Growth takes time. Be patient. And while you’re waiting, pull a weed.    Emilie Barnes

It occurred to me today that our relationship with our garden is a little unequal.

I go out into the garden and I’m thinking “That buddleja is getting a bit straggly – I’d better cut it back. That hosta isn’t doing well. I’d better move it to somewhere that will give it more shade.”

My thoughts are about noticing what isn’t quite perfect and how I can improve it.

The garden never looks back at me and says, “You hair looks a bit straggly this morning. Why don’t you get it cut?”

Of course not. It sits there peacefully and lets me be me and you be you – just the way I am and the way you are.

It may be one reason we love our gardens – they don’t point out our imperfections and they don’t try to improve us. Yet at the same time they contribute to our wellness and they leave us a little closer to being our best self.

They encourage us to be patient – each flower blooms in its own season. You can’t pay for it to bloom earlier and you can’t use your advanced degree in engineering to build a stem that grows faster. You develop patience.

They show us how to accept what we can’t change, If that bush has fewer, smaller flowers than it had last year there is nothing much you can do but wait till next year. A tantrum will not improve the flowers, nor will threats or bribery. You can weep or swear or stamp your feet. It will make no difference.

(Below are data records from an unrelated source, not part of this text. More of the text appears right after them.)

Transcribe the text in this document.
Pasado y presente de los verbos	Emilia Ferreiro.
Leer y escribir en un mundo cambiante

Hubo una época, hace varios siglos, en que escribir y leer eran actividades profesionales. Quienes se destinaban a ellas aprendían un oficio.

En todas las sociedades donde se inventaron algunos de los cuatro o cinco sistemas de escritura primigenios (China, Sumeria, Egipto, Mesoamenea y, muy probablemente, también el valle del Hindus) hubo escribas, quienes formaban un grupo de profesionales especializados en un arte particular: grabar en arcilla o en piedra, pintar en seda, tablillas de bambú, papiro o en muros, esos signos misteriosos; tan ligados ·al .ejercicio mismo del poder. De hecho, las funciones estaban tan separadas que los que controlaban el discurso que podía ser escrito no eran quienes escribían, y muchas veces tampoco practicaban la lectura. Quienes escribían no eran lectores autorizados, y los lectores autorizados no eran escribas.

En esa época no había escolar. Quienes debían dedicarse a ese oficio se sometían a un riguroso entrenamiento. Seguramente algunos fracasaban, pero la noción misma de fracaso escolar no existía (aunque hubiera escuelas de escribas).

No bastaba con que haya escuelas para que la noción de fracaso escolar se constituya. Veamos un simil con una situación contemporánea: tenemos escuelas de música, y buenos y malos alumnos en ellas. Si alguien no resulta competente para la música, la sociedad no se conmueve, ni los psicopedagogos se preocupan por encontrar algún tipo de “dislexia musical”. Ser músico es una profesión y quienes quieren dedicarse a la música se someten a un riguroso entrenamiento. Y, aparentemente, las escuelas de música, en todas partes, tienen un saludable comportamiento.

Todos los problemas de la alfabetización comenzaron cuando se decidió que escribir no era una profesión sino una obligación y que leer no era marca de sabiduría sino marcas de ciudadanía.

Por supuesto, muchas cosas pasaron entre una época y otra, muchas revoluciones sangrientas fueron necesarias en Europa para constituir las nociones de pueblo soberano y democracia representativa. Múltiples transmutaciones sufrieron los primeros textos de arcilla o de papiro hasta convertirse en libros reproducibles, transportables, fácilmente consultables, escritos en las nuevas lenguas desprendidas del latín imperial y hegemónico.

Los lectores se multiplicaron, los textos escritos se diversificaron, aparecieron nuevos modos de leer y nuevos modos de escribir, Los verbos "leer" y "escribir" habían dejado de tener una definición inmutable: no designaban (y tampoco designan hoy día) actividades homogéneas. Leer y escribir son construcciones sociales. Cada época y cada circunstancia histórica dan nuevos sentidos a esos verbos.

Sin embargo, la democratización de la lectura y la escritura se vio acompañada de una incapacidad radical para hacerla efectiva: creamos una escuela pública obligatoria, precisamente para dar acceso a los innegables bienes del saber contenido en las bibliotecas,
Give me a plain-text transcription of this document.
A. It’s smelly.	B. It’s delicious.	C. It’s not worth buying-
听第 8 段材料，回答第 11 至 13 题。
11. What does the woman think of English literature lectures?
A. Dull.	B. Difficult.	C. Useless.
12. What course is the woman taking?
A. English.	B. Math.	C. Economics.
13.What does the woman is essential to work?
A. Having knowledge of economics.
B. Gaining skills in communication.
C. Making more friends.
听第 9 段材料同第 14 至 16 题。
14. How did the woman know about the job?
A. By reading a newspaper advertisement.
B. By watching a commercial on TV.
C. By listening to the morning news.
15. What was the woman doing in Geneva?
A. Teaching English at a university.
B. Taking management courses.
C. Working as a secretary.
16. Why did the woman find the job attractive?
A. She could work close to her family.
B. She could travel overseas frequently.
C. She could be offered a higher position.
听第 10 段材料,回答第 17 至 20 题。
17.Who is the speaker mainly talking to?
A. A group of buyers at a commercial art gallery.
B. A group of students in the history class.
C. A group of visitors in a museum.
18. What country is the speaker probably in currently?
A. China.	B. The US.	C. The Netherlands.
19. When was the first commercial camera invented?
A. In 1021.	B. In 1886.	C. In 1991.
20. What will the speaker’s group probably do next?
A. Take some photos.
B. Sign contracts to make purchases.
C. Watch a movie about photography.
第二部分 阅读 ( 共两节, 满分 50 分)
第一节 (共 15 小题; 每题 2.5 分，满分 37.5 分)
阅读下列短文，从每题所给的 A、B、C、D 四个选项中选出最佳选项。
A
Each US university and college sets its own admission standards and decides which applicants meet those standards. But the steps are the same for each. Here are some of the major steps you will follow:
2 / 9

Perhaps this is the reason we feel calmed and made to feel more peaceful by our garden. It has its own inevitability. We can go out there with problems or worries and it does not demand that we follow one solution or change our thinking. It does not even point out that we brought it on ourselves or that it’s all the fault of the government.

It goes steadily about its business of growing, leaving the complaints and rationalizations to us. We come away with some of that steadiness. For every ounce of  outer energy we put into our garden it gives us back a greater helping of inner strength.

It is, perhaps, a little unequal. But then, the garden has the power of nature behind it.